Tribal pride lives on in pulaski

Pulaski County men with Cherokee heritage trying to garner local support

Two Pulaski County men with Cherokee blood are trying to increase local membership in a tribal group they lead.

Yona Edwards, principal chief of Cherokee of Kentucky Chickamauga (CKYC), Tahitsi Band, and Giga Tali, Red Chief of CKYC, say rolls are open to accept enrollment requests from anyone who would like to become tribal citizens.

“We want to teach,” said Giga Tali, whose name in the Cherokee language means “Two Bloods.”

Yona, Cherokee name for “bear,” agrees. “It is our intent to bring back the indigenous presence to this area that is so much a part of its rich history. We are going to teach cultural ways and the history from the native prospective.”

CKYC has been in existence for seven or eight years, according to Yona. Up to now, the thread that has tied the tribe together is the Internet.

“We want to get to know people ... the Internet is not that productive,” said Giga Tali. Yona estimated that up to 85 percent of the residents in the Lake Cumberland area has some Native American Indian blood.

About their organization, Yona said: “We’re not playing Indian. It’s not about beads and feathers. It’s what’s in your heart.”

He said the ways of the Cherokee are about living in harmony with each other and the land. “Our tribe is about learning the ways and let you be driven by that.”

“What we want to do is teach those who want to learn about the old ways,” said Yona. “The one thing we all have in common is that we are all related.”

Yona pointed out that 500 years of contact have resulted in a lot of mixed blood. “(Until a few years ago) much of it has been hidden ... it was not vogue to be an Indian.”

Giga Tali and Yona have a dream.
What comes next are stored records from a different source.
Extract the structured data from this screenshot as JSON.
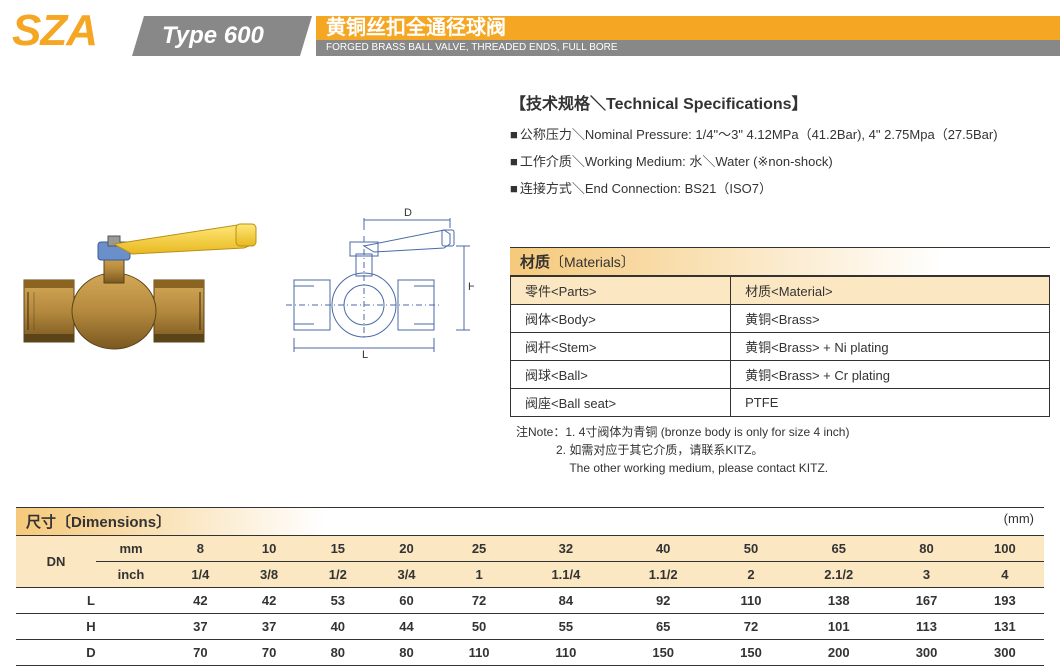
{
  "header": {
    "model": "SZA",
    "type": "Type 600",
    "title_cn": "黄铜丝扣全通径球阀",
    "title_en": "FORGED BRASS BALL VALVE, THREADED ENDS, FULL BORE"
  },
  "specs": {
    "title": "【技术规格＼Technical Specifications】",
    "lines": [
      "公称压力＼Nominal Pressure: 1/4\"～3\" 4.12MPa（41.2Bar), 4\" 2.75Mpa（27.5Bar)",
      "工作介质＼Working Medium: 水＼Water (※non-shock)",
      "连接方式＼End Connection: BS21（ISO7）"
    ]
  },
  "materials": {
    "header_cn": "材质",
    "header_en": "〔Materials〕",
    "head": [
      "零件<Parts>",
      "材质<Material>"
    ],
    "rows": [
      [
        "阀体<Body>",
        "黄铜<Brass>"
      ],
      [
        "阀杆<Stem>",
        "黄铜<Brass> + Ni plating"
      ],
      [
        "阀球<Ball>",
        "黄铜<Brass> + Cr plating"
      ],
      [
        "阀座<Ball seat>",
        "PTFE"
      ]
    ],
    "note_label": "注Note：",
    "notes": [
      "1. 4寸阀体为青铜 (bronze body is only for size 4 inch)",
      "2. 如需对应于其它介质，请联系KITZ。",
      "The other working medium, please contact KITZ."
    ]
  },
  "dimensions": {
    "header_cn": "尺寸",
    "header_en": "〔Dimensions〕",
    "unit": "(mm)",
    "dn_label": "DN",
    "mm_label": "mm",
    "inch_label": "inch",
    "mm_row": [
      "8",
      "10",
      "15",
      "20",
      "25",
      "32",
      "40",
      "50",
      "65",
      "80",
      "100"
    ],
    "inch_row": [
      "1/4",
      "3/8",
      "1/2",
      "3/4",
      "1",
      "1.1/4",
      "1.1/2",
      "2",
      "2.1/2",
      "3",
      "4"
    ],
    "params": [
      {
        "label": "L",
        "vals": [
          "42",
          "42",
          "53",
          "60",
          "72",
          "84",
          "92",
          "110",
          "138",
          "167",
          "193"
        ]
      },
      {
        "label": "H",
        "vals": [
          "37",
          "37",
          "40",
          "44",
          "50",
          "55",
          "65",
          "72",
          "101",
          "113",
          "131"
        ]
      },
      {
        "label": "D",
        "vals": [
          "70",
          "70",
          "80",
          "80",
          "110",
          "110",
          "150",
          "150",
          "200",
          "300",
          "300"
        ]
      }
    ]
  },
  "diagram_labels": {
    "D": "D",
    "H": "H",
    "L": "L"
  },
  "colors": {
    "accent": "#f5a623",
    "header_gray": "#888888",
    "tan_bg": "#fbe7c2",
    "valve_brass": "#b58a3e",
    "valve_brass_dark": "#8a6420",
    "handle_yellow": "#f4d23c",
    "handle_blue": "#6b8fc9",
    "diagram_line": "#4a6aa5"
  }
}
They want to build a cultural center and provide a place where both children and adults may come and experience the ancient culture of Cherokees. “We want to keep the language alive,” Yona added. “We call ourselves, ‘Tsalagi’ (Ja-la-gee), it is what the Cherokee people call themselves. They are ‘AniYvWiya’, (Ah-nee-yuh-wee-yah), meaning, the Principal People, or True Human Beings.”